After our hike last weekend, we did a bit of exploring in the surrounding region and visited the village of Elgin’s Red Brick School. In 2006, the Ontario Heritage Trust unveiled an historical marker commemorating the pretty, two-room school, which was built in 1887. The T-shaped building has one floor level with a very high ceiling. A large classroom faces the road and features three very tall, arched four-over-twelve pane windows that allow plenty of natural light to illuminate the room. The T of the building includes an entrance on each side, one for girls and one for boys. At the base of the T is a second, smaller classroom, probably used for senior students. The school was in use until 1964.

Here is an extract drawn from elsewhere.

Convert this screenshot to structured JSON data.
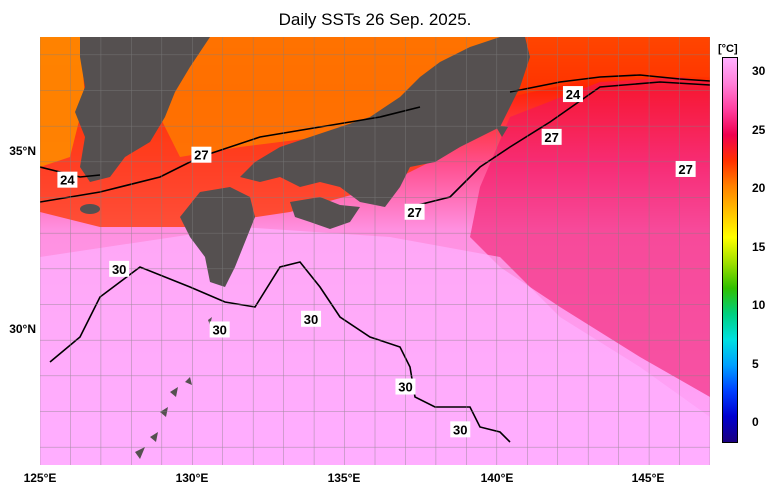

Located about 35 km north of Gananoque, Elgin was an important regional centre in 1887. It featured a large hotel and a thriving business community, including a cheese factory, a cabinet-maker, and two farming implement dealers. The new school was a physical affirmation of the community’s faith in a prosperous future and in the value they placed on the education of their young people.

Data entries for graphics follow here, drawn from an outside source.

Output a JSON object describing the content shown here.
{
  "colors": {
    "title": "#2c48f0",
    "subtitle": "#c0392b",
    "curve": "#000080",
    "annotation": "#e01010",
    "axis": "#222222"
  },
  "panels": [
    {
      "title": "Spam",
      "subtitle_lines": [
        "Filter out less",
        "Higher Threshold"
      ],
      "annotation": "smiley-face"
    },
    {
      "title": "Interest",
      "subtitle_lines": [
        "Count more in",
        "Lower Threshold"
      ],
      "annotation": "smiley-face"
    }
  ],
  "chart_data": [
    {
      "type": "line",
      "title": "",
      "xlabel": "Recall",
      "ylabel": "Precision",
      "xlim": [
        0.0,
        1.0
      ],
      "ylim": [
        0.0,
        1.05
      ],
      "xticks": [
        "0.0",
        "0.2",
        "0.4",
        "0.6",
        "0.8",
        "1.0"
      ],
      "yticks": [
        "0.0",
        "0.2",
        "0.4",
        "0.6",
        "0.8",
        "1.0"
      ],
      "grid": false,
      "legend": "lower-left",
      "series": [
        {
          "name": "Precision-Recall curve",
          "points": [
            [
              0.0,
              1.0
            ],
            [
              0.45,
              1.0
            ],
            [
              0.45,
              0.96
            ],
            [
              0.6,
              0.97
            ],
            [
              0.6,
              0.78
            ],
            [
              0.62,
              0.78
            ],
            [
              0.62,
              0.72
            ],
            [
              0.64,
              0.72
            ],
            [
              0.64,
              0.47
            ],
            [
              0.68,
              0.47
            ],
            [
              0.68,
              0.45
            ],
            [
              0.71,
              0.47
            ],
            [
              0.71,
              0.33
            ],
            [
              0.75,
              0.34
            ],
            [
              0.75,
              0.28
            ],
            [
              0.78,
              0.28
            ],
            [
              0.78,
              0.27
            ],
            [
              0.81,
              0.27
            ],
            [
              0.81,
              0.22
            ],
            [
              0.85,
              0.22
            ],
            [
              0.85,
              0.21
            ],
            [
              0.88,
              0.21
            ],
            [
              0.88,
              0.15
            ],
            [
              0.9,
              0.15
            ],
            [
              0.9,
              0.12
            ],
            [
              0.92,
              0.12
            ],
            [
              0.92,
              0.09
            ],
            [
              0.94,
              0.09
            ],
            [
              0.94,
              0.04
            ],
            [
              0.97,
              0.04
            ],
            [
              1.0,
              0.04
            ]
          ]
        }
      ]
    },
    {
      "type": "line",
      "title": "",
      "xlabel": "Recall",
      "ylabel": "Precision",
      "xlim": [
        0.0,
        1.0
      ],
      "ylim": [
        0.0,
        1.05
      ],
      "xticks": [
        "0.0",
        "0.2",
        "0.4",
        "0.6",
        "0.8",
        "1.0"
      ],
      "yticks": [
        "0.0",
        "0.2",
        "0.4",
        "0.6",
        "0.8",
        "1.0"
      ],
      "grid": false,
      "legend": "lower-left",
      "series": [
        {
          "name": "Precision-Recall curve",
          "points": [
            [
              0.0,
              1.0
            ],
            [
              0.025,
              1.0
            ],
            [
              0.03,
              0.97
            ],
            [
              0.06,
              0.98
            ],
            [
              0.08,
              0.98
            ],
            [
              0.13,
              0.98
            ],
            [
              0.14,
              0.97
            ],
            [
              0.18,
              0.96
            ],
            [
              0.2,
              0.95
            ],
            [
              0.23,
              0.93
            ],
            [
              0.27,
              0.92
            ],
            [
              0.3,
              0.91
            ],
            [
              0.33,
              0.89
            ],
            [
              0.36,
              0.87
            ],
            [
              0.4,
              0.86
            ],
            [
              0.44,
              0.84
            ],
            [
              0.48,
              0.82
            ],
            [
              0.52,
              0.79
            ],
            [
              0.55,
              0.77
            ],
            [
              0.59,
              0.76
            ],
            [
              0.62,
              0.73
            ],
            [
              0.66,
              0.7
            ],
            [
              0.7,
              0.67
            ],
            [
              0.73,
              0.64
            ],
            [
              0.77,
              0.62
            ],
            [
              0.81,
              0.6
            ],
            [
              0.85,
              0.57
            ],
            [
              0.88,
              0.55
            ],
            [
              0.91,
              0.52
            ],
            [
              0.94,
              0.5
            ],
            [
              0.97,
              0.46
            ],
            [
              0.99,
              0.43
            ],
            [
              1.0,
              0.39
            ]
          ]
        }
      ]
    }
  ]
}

Early schoolhouses in Ontario were often unheated log cabins or frame buildings lacking even adequate seating. In the 1840s, the assistant superintendent of education in Ontario, the Reverend Egerton Ryerson set out to improve standards for school buildings, and in 1857 oversaw the publication of the province’s first manual of school design, The School House: Its Architecture, Internal and External Arrangements. In 1886, the Department of Education published a new study entitled School Architecture: Hints and Suggestions on School Architecture and Hygiene, with up-to-date views on late Victorian school design.
Elgin’s red brick school was built just a year later after the new guidelines were published and may have been the first schoolhouse in Ontario to incorporate the new design principles. For more information about the Red Brick School and early education in Ontario, visit the Ontario Heritage Trust site here.
That’s a beauty! It’s fun to imagine all of the generations of children who must have trooped inside that building to learn about the world.
Nicely kept school. I imagine that school children in the area are proud of this little school — perhaps they even have a special class or two held there once in a while. — barbara
Louise and Barbara, It’s a very pretty building, isn’t it? I bet many a student gazed out those big windows dreamily wishing they were outside playing!
I don’t know that region well, but gather that quite a bit of work has been done to maintain the school, and on Youtube, I found a clip of a spelling bee that was conducted in the school. Looked like fun.